By Jennifer McGavin, About.com

Fresh Marjoram for Kitchen Use

Fresh Marjoram for Kitchen Use

J.McGavin
Definition:

Its binomial name gives it away, Origanum majorana L. is related to oregano but has a milder, sweeter taste. Marjoram is commonly grown in Southern Europe and native to Asia minor.

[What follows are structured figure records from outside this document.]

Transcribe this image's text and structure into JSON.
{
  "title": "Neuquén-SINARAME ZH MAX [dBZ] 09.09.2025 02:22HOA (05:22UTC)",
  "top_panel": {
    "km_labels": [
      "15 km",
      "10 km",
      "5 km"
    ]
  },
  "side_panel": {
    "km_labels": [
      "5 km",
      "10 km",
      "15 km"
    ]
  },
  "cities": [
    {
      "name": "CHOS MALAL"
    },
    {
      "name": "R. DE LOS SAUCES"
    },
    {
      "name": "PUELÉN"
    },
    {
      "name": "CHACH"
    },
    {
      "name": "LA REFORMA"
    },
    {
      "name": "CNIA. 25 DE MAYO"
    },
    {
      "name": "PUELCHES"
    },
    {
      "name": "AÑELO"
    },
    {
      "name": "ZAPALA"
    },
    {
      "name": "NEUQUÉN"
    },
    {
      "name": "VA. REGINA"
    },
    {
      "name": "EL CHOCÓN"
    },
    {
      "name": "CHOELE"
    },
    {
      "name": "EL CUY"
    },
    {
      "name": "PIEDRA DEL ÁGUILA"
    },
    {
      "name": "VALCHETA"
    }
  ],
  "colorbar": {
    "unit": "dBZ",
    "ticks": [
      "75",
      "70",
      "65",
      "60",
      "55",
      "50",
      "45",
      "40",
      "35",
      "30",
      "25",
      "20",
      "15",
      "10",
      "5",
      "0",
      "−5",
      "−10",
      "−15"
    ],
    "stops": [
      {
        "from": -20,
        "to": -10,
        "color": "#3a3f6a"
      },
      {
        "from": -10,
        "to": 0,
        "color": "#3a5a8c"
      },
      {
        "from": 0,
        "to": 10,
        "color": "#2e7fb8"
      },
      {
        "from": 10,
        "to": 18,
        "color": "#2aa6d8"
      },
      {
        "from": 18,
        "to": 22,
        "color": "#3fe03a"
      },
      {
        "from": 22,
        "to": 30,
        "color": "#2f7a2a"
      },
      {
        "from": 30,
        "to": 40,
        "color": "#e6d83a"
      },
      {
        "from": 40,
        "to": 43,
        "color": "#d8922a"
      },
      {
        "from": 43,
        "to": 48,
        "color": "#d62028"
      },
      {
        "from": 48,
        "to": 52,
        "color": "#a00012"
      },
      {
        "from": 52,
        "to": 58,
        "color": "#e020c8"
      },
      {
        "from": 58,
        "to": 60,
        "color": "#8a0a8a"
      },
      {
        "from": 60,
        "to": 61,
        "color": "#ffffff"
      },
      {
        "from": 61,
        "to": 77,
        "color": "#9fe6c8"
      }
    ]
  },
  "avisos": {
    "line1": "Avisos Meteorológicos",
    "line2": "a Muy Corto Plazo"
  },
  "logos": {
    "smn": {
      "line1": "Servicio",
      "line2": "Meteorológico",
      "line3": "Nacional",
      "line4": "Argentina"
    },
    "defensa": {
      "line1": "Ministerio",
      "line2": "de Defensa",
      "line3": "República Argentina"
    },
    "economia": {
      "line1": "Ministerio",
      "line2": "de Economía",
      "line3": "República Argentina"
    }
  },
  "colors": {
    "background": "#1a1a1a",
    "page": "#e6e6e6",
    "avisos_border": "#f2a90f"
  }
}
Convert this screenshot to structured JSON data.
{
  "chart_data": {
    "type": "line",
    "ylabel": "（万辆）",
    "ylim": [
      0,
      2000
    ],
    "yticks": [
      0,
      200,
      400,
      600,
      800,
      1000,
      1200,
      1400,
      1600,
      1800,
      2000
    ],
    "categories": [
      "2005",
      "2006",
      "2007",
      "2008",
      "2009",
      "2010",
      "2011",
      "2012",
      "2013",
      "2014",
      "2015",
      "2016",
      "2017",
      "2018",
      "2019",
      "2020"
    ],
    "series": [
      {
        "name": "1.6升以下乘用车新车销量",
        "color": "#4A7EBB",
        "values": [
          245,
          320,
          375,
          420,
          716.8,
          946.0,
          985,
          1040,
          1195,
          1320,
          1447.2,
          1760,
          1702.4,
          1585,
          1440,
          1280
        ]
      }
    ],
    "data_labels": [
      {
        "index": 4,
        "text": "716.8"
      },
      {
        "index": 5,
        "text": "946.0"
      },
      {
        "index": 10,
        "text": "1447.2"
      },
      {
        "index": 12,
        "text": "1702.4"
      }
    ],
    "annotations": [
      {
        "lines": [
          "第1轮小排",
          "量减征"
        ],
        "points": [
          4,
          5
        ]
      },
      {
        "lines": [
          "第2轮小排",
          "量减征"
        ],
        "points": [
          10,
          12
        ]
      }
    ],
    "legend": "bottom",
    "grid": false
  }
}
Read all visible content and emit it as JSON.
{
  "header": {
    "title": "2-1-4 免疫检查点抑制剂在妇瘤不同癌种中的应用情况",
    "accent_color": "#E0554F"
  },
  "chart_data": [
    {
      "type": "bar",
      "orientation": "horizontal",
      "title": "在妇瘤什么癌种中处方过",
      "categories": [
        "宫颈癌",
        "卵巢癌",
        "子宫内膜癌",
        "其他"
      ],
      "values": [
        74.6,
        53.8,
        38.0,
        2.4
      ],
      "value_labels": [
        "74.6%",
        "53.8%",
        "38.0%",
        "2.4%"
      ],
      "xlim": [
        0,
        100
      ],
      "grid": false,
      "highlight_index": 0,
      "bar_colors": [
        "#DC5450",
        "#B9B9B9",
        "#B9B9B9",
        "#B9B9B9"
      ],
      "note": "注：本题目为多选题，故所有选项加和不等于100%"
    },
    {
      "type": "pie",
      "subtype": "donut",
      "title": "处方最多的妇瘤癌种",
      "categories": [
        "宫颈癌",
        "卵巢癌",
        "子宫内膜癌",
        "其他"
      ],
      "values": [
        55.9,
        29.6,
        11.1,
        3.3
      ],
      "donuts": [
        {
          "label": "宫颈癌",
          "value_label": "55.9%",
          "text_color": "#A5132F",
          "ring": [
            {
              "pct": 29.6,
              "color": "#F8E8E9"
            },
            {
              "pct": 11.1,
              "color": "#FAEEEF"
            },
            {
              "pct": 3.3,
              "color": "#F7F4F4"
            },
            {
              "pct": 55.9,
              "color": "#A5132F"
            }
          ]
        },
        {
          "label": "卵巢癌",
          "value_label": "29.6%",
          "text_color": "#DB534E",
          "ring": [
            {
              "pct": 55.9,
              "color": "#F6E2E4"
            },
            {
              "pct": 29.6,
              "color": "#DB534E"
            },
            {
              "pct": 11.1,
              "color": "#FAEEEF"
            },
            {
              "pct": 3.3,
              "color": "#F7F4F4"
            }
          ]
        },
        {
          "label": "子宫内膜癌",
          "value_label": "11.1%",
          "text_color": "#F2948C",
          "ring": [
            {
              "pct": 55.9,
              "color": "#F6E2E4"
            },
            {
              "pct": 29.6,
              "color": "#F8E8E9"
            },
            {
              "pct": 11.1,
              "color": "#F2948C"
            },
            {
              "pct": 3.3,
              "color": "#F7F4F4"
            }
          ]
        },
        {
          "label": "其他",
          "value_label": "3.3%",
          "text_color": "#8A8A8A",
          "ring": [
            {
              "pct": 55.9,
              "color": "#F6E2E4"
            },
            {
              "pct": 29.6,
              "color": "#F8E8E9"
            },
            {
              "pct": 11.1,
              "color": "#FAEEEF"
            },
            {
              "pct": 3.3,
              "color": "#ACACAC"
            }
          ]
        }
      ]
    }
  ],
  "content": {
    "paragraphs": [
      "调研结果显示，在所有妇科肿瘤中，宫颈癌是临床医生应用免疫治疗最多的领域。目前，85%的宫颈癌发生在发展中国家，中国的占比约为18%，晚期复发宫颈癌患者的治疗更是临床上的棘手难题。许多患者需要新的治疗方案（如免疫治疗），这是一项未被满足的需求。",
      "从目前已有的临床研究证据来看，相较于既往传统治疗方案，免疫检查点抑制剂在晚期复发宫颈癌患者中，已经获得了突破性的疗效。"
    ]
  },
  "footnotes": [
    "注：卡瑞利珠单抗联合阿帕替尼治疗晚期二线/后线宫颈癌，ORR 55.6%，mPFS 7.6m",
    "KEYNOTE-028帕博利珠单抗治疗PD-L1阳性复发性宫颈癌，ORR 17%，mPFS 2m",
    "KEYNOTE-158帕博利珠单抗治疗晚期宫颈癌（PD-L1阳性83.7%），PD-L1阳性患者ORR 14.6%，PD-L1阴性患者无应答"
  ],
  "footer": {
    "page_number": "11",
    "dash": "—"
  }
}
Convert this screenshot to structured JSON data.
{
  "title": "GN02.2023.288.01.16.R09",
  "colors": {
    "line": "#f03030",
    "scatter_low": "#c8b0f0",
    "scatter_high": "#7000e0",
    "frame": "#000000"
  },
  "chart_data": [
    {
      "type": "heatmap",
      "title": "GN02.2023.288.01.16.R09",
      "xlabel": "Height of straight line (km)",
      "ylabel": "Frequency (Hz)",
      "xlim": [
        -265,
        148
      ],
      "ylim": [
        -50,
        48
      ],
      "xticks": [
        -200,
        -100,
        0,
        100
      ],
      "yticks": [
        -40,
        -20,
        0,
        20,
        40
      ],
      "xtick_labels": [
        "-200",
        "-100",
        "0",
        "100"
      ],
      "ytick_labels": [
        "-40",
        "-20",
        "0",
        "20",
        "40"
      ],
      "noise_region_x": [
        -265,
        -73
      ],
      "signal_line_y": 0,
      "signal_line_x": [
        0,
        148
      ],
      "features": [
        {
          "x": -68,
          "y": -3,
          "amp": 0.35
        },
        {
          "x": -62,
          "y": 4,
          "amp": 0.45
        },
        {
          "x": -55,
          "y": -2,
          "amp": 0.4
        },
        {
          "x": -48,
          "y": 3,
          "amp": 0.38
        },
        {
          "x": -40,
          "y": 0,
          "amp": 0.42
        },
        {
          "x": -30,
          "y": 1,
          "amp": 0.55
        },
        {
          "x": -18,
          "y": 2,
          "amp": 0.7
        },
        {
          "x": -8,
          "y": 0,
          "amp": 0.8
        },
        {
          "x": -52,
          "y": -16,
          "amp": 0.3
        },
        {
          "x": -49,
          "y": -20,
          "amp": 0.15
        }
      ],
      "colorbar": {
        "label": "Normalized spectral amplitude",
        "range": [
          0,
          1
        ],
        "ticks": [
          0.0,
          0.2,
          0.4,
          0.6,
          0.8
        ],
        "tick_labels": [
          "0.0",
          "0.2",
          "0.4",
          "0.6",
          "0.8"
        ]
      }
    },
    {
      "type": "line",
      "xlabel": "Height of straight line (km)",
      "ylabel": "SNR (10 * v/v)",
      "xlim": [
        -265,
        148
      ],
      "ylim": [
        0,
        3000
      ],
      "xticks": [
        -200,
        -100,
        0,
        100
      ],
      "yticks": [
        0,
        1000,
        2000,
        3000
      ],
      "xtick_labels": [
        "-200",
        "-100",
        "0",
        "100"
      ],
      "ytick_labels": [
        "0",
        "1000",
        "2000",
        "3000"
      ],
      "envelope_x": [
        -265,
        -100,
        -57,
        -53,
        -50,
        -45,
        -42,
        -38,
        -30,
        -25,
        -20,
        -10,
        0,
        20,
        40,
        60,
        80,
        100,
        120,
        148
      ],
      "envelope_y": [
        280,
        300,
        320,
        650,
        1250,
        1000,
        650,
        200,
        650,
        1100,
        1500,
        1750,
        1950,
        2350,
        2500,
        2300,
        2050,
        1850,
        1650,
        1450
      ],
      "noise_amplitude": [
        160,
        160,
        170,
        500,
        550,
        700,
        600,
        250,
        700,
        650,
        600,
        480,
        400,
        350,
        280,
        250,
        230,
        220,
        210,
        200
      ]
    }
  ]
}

It is also grown in Germany and the leaves are used in many German dishes, such as sausages (may be known as "Wurstkraut"), potato gratin, tomato dishes and lentil and bean soups. Marjoram leaves can be used fresh or dry.

Marjoram was used by ancient Egyptians and Greeks and grown in European cloisters in the Middle Ages for medicinal purposes. You may grow marjoram outdoors in the summer but take it in before first frost. It does well in a pot.

Pronunciation: "My-your-an"
Also Known As: Sweet Marjoram, Knotted Marjoram, Majorana hortensis Moench, Wurstkraut, Badkraut, Bratekräutche, Bratenkräutel, Gartenmajoran, Kuchelkraut, Kuttelkraut, Mairan, Mairalkraut, Mairon, Miran
Common Misspellings: Majoram, Marjoran, Mayoran
Examples:
"Majoran passt zur Kartoffelgerichte." Marjoram is good in potato dishes.